Even without his well-earned gifts, no one has ever taken Belgarath to be ‘weak.’ Small-minded, arrogant, a bully, mean, bastard, idiot, asshole, and mother-fucker are just a few of the names he’s been called. But the tongues of women and their protectors draw little blood from the dappled stallion. And in the end, he usually wins anyway, whether it’s through fear and intimidation (my, how that demon ice comes in handy), or through brute force. When size and power are wielded well, there is little that he cannot do.
Except for magic. Bel can’t do that magic thing.
That’s probably for the best. He would be monstrously unbearable with it.

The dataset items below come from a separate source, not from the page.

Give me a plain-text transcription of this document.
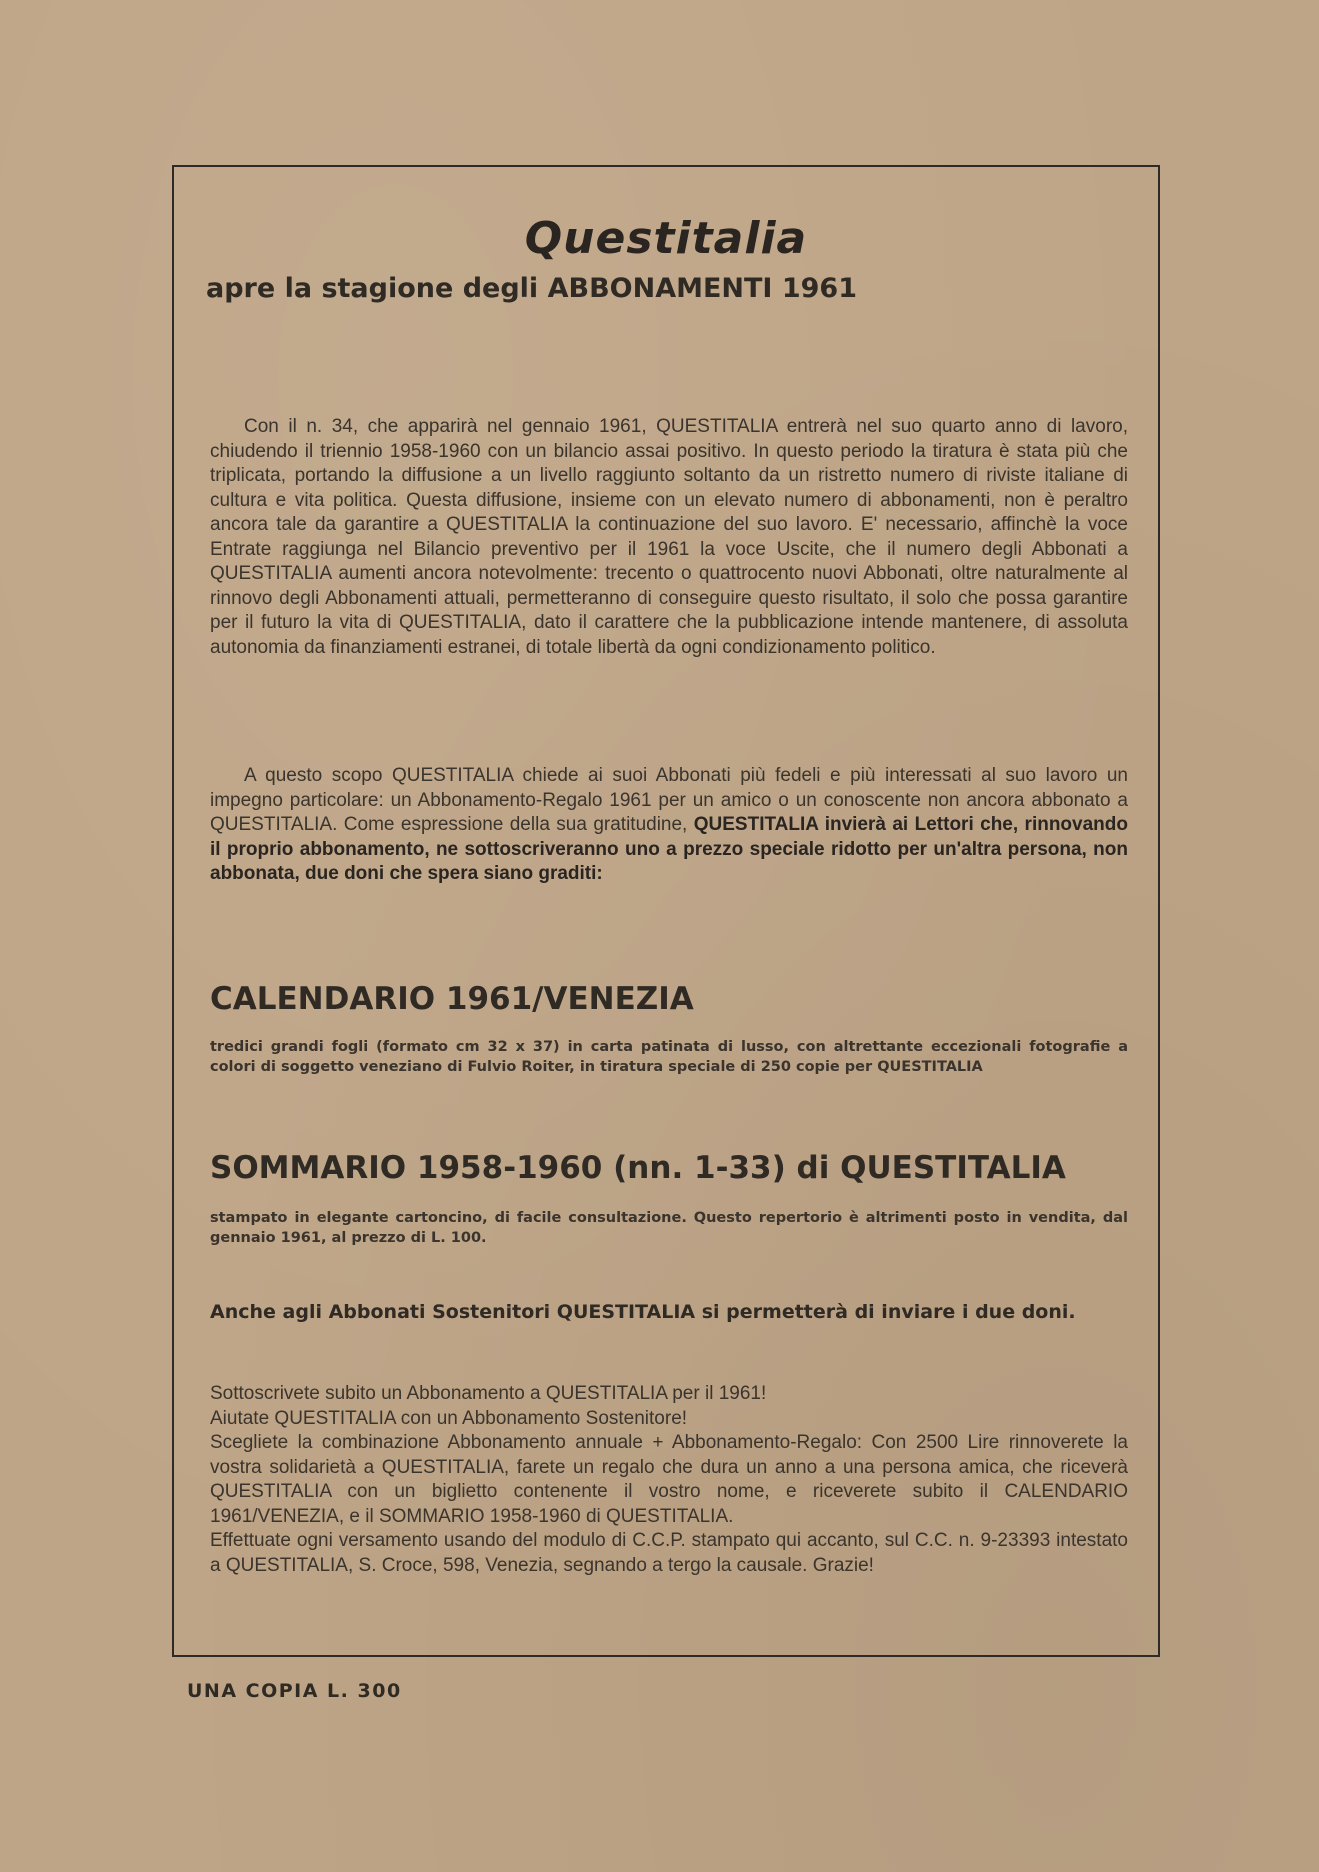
Questitalia
apre la stagione degli ABBONAMENTI 1961

Con il n. 34, che apparirà nel gennaio 1961, QUESTITALIA entrerà nel suo quarto anno di lavoro, chiudendo il triennio 1958-1960 con un bilancio assai positivo. In questo periodo la tiratura è stata più che triplicata, portando la diffusione a un livello raggiunto soltanto da un ristretto numero di riviste italiane di cultura e vita politica. Questa diffusione, insieme con un elevato numero di abbonamenti, non è peraltro ancora tale da garantire a QUESTITALIA la continuazione del suo lavoro. E' necessario, affinchè la voce Entrate raggiunga nel Bilancio preventivo per il 1961 la voce Uscite, che il numero degli Abbonati a QUESTITALIA aumenti ancora notevolmente: trecento o quattrocento nuovi Abbonati, oltre naturalmente al rinnovo degli Abbonamenti attuali, permetteranno di conseguire questo risultato, il solo che possa garantire per il futuro la vita di QUESTITALIA, dato il carattere che la pubblicazione intende mantenere, di assoluta autonomia da finanziamenti estranei, di totale libertà da ogni condizionamento politico.

A questo scopo QUESTITALIA chiede ai suoi Abbonati più fedeli e più interessati al suo lavoro un impegno particolare: un Abbonamento-Regalo 1961 per un amico o un conoscente non ancora abbonato a QUESTITALIA. Come espressione della sua gratitudine, QUESTITALIA invierà ai Lettori che, rinnovando il proprio abbonamento, ne sottoscriveranno uno a prezzo speciale ridotto per un'altra persona, non abbonata, due doni che spera siano graditi:

CALENDARIO 1961/VENEZIA

tredici grandi fogli (formato cm 32 x 37) in carta patinata di lusso, con altrettante eccezionali fotografie a colori di soggetto veneziano di Fulvio Roiter, in tiratura speciale di 250 copie per QUESTITALIA

SOMMARIO 1958-1960 (nn. 1-33) di QUESTITALIA

stampato in elegante cartoncino, di facile consultazione. Questo repertorio è altrimenti posto in vendita, dal gennaio 1961, al prezzo di L. 100.

Anche agli Abbonati Sostenitori QUESTITALIA si permetterà di inviare i due doni.

Sottoscrivete subito un Abbonamento a QUESTITALIA per il 1961!

Aiutate QUESTITALIA con un Abbonamento Sostenitore!

Scegliete la combinazione Abbonamento annuale + Abbonamento-Regalo: Con 2500 Lire rinnoverete la vostra solidarietà a QUESTITALIA, farete un regalo che dura un anno a una persona amica, che riceverà QUESTITALIA con un biglietto contenente il vostro nome, e riceverete subito il CALENDARIO 1961/VENEZIA, e il SOMMARIO 1958-1960 di QUESTITALIA.

Effettuate ogni versamento usando del modulo di C.C.P. stampato qui accanto, sul C.C. n. 9-23393 intestato a QUESTITALIA, S. Croce, 598, Venezia, segnando a tergo la causale. Grazie!

UNA COPIA L. 300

She may be small, but she does nothing to hide her approach, and well before the small palomino (rather fetching, really, the way the brow-beating sun glints off her golden skin- a different glint than the sun off his white horn) he turns to see who is coming. So he resumes peering up at the sides of the mountains, staying silent until she says something. “I’m looking for a clear path. Nothing worse than getting up and then finding that you can’t get back down.” He would know – he once lived on Mourning Mountain. Dying up on those wind-torn, skinny little walkways was not a fate he wanted for any of his herd. You know, back when he cared about such a thing.
“Belgarath,” he says by way of introduction, his voice deep and resonant and a tad gravelly. “You, oh wise one?”
Because who doesn’t like a little bit of banter in the morning?